In the case of Antonio Corripio, president of the Covadonga Group, he is grateful for the goodwill and intention of the Principality, but regrets that there is a lot of “ignorance” in the regulations they dictate. “It is a pity that they have not asked the opinion of those of us who know the reality of sport better“, Add. In their case, they have almost 40,000 members, more than 3,000 federated athletes and almost 9,500 children who used to play sports there. “In Asturias we have the highest rate of obesity in children in all of Spain and now they are not allowed to do sport; These measures are excessively restrictive, they leave them without sports on vacation. How do you explain it? The normal thing is that there is an abandonment of sports practice ”, continues Corripio, who also questions what message is being sent when“ you can go to drink and buy tobacco, but not to play sports ”.

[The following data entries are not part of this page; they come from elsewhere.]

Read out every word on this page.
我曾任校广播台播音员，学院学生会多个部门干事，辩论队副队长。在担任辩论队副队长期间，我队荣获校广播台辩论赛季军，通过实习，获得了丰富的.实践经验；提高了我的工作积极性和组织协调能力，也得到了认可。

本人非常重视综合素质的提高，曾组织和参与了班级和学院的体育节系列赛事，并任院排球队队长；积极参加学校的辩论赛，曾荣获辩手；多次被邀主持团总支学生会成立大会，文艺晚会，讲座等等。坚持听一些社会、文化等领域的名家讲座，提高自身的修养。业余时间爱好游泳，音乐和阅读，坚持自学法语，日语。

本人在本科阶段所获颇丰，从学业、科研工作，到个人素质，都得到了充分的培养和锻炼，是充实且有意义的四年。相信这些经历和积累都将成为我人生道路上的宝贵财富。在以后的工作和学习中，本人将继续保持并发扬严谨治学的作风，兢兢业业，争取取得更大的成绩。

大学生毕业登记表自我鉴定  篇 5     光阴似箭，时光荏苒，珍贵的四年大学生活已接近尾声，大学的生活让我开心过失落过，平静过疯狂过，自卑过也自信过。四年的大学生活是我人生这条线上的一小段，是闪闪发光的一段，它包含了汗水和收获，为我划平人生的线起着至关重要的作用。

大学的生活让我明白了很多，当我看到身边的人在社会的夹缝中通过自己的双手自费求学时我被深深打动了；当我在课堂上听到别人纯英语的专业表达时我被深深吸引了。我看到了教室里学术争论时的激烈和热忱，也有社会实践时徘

Héctor Galán, general director of Liberbank Oviedo Baloncesto, does not explain it to him either: “I don’t understand what the criteria are for allowing people to go to the theater, which I think is very good, but not allowing public in sports facilities. Are we not also a company? My fans also have the right to go see the show they like? Nacho Galán, coach of the Círculo Gijón, expresses himself in a similar line, for whom all these measures are “incomprehensible”: “Other venues smaller than the Palace can accommodate the public, such as theaters and cinemas, and we cannot; we don’t understand it ”. For him what they are doing is like “allowing a bar to open, but not allowing people to consume.”

To Diego Baeza, president of Avilés, with one of the most expensive templates of ThirdAll this seems “absurd” to him: “At the Suárez Puerta we can not keep two meters apart, but up to five meters,” he says. Baeza sums up in one word what all sport in the region suffers: “Uncertainty.”

Regional football qualifies the measures as “disastrous”

The Asturian Football Federation issued a statement yesterday in which it asks the regional president, Adrián Barbón, to “meditate”: “These disastrous measures could mean the final punchline and the disappearance of federated sport in Asturias”, they continue. The Federation explains that it has twice requested a meeting with Barbón and that has not received a response. He also expresses the “surprise” they have had when seeing the publication of the BOPA after having had conversations with the Minister of Culture and the General Director of Sports and ask for “urgent help” to save regional football.